I believe that all of this deflation talk is simply a way for the financial authorities to prepare the public for incredibly massive government spending over the next several years. It simply helps to justify even more massive government bailouts and spending programs. Look at the amount already spent on the “bailout” - nearly $8 trillion. I fully expect that figure to rise by tenfold or more.

I notice that CNBC conveniently seems to have forgotten about how the Treasury market crazies got it wrong in 2003. There was a huge deflation scare at that time too, although on a smaller scale than the current nuttiness. What followed that deflation scare? One of the most massive upward moves in history of the price of many commodities.

Right now, the Treasury market crazies have priced in massive deflation that will occur in the United States for the next decade or longer. They have also priced in corporate default rates of 21%! And this is in the face of massive printing of money and multi-trillion dollar annual deficits.

There is a major headwind that the Treasury market crazies will soon be facing. Over the next four years, 66% of America’s current $5.2 trillion of debt has to be rolled over. Who is going to buy all of this Monopoly paper?

Wall Street is expecting the suckers (foreigners) to buy it all. They seem to have forgotten that, thanks to Wall Street, these foreigners have major financial problems of their own. I strongly believe that most foreign investors’ funds will be spent in their home markets, buying their own bonds, and funding their own governments’ fiscal needs.

When this happens, the Federal Reserve will have to resort to cranking up the printing press to warp speed so that there is enough Monopoly money available to purchase the massive amount of Treasuries which will be issued. Can you say inflation?

MIS-PRICED ASSET - TIPS

In all of the Treasury market nuttiness, there are Treasury securities which have been completely mis-priced.

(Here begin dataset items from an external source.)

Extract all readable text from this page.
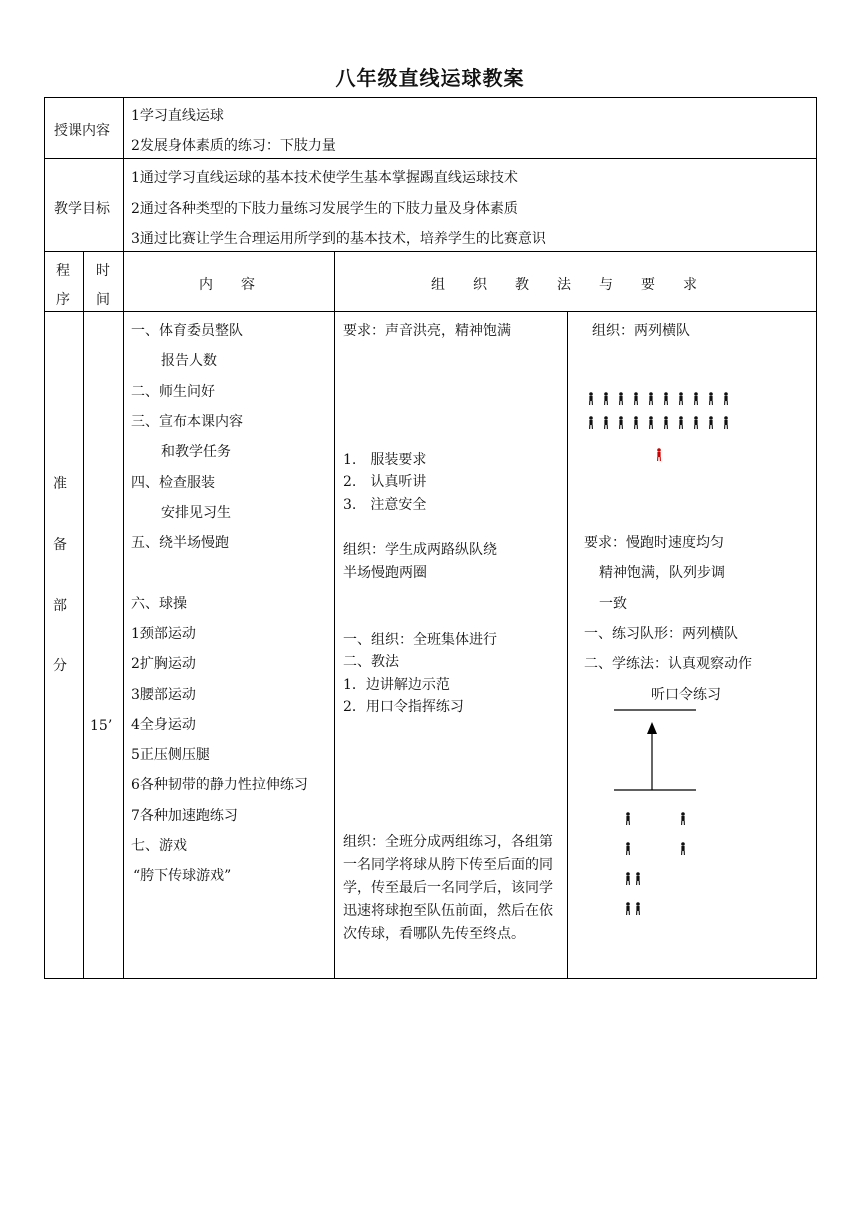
八年级直线运球教案
授课内容
1学习直线运球
2发展身体素质的练习：下肢力量
教学目标
1通过学习直线运球的基本技术使学生基本掌握踢直线运球技术
2通过各种类型的下肢力量练习发展学生的下肢力量及身体素质
3通过比赛让学生合理运用所学到的基本技术，培养学生的比赛意识
程
序
时
间
内　　容	组　　织　　教　　法　　与　　要　　求
准
备
部
分
15’
一、体育委员整队
报告人数
二、师生问好
三、宣布本课内容
和教学任务
四、检查服装
安排见习生
五、绕半场慢跑
六、球操
1颈部运动
2扩胸运动
3腰部运动
4全身运动
5正压侧压腿
6各种韧带的静力性拉伸练习
7各种加速跑练习
七、游戏
“胯下传球游戏”
要求：声音洪亮，精神饱满
1.　服装要求
2.　认真听讲
3.　注意安全
组织：学生成两路纵队绕
半场慢跑两圈
一、组织：全班集体进行
二、教法
1．边讲解边示范
2．用口令指挥练习
组织：全班分成两组练习，各组第一名同学将球从胯下传至后面的同学，传至最后一名同学后，该同学迅速将球抱至队伍前面，然后在依次传球，看哪队先传至终点。
组织：两列横队
要求：慢跑时速度均匀
精神饱满，队列步调
一致
一、练习队形：两列横队
二、学练法：认真观察动作
听口令练习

These securities are Treasury Inflation Protected Securities or TIPS. The interest and principal on these securities are indexed to the U.S. Consumer Price Index or CPI.

TIPS have become mis-priced because liquidity has fled the TIPS market, just as liquidity has fled from the equity markets. After all, why would anyone want to own TIPS when everyone “knows” that deflation is here to stay and inflation is dead forever, right?

Wrong! For reasons stated earlier, I believe we will see a mass conflagration of the funds that are currently rushing into Treasury securities at zero or one per cent because of liquidity concerns. And once again, we will see that the conventional Wall Street wisdom will be proven incorrect.

I don’t believe we will ever see massive deflation in this country. I believe that the only possibility of  deflation in the US would be if we truly see 1930s conditions – where the US GDP collapsed by 50% in nominal terms and unemployment rates were at 25%  and corporate defaults were in the 15% range. Sorry, that scenario is not in the cards. What is much more likely is a return of inflation.

TIPS ETFs

An investor can buy an individual TIPS bond, but with the current lack of liquidity the spread between the bid and asked of such securities is unusually large. A better choice may be an ETF which invests in TIPS securities.

Currently, investors have two choices for TIPS ETFs. They are SPDR Barclays Capital TIPS ETF with the symbol IPE and the iShares Lehman TIPS Bond Fund with the symbol TIP.

Both ETFs have many similarities – both ETFs have very low expense fees, both ETFs are down between 7% and 8% for the year, and both ETFs also have a similar average duration of the TIPS bonds that they hold of approximately 7 ½ years.

The only difference seems to be that TIP trades with a higher daily average volume than does IPE and is therefore a bit more of a liquid security.

Due to the current mis-pricing I believe is occurring in the US Treasury market, both TIP and IPE are currently yielding in the 8% range. Keep in mind – this is an 8% yield that investors are receiving on a US Treasury security!

Investors are urged to jump on the bargains occurring currently with regard to the TIPS market. I believe that an immediate purchase of either IPE or TIP will be a wise choice.